While the marketing assets were being developed, we were busy doing other things like updating our executive summary, one-pager, Q&A forms, website content, designing business cards, and updated personal bios. We also felt it was important to reach out ahead of time to some of our larger limited partners to let them know we were coming to market with our next fund. As such, we’ve spent a fair amount of time on the road conducting soft-marketing meetings. In the last 4 months, we’ve been to Denmark, London, Boston, and Oregon, and in the months to come, we’ll make several other marketing trips.
We’ve also had to revamp our pitch deck to include more current data and we are constantly examining it to make sure it covers all the relevant points we want to get across to investors. Each member of our team spends hours each week staying abreast of what’s happening in the venture industry and is fully prepared to answer any question we may receive from investors. In fact, recently, as a part of my meeting preparation/practice I asked another member of my team to critique my pitch presentation. Albeit humbling, it was a great opportunity to get unfiltered feedback and I found it extremely helpful. The truth is, sometimes getting feedback is hard, but knowing you’ll be prepared ahead of time makes it well worth it.

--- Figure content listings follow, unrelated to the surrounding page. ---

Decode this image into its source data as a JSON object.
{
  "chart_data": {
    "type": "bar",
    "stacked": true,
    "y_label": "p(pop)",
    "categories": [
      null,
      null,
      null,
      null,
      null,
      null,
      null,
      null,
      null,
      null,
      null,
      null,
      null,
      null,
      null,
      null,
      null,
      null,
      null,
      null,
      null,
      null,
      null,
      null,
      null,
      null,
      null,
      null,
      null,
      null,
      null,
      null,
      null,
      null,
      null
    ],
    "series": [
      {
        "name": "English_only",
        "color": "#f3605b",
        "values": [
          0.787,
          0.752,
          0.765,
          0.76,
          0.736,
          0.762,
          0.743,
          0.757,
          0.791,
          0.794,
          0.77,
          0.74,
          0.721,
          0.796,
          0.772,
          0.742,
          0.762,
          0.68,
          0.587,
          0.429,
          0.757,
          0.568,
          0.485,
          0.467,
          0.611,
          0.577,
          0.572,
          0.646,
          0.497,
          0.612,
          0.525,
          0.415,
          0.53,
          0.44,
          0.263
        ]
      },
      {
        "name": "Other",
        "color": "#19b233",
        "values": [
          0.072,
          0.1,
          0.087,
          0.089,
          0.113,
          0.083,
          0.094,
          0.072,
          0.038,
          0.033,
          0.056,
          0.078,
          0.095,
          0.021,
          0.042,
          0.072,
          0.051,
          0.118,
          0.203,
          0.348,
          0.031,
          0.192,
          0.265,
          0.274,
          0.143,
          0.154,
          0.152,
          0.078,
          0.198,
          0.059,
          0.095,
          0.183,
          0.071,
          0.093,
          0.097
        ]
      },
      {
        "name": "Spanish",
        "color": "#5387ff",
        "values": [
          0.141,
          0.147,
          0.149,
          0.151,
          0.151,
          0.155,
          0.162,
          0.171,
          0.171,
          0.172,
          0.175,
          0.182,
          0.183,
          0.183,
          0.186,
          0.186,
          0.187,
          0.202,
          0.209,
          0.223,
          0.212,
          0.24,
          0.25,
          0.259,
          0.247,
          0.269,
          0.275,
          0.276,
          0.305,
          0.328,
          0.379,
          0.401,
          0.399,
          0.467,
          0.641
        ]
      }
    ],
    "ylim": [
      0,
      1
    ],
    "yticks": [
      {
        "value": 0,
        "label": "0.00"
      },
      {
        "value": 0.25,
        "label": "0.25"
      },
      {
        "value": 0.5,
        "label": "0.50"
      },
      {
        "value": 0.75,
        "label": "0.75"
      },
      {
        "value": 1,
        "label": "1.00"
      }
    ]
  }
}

The lesson here is simple: Before you begin any sort of meaningful engagement or effort, work your hardest to be prepared. If you approach every situation likes it’s your last you’re less likely to take it for granted. I take every meeting with a potential investor very seriously and I try to always over-prepare. My motto is, if you don’t feel over-prepared then you’ve probably under-prepared. In the words of General Sun, “It is by attention to this point that I can foresee who is likely to win or lose.” Cheers – KM.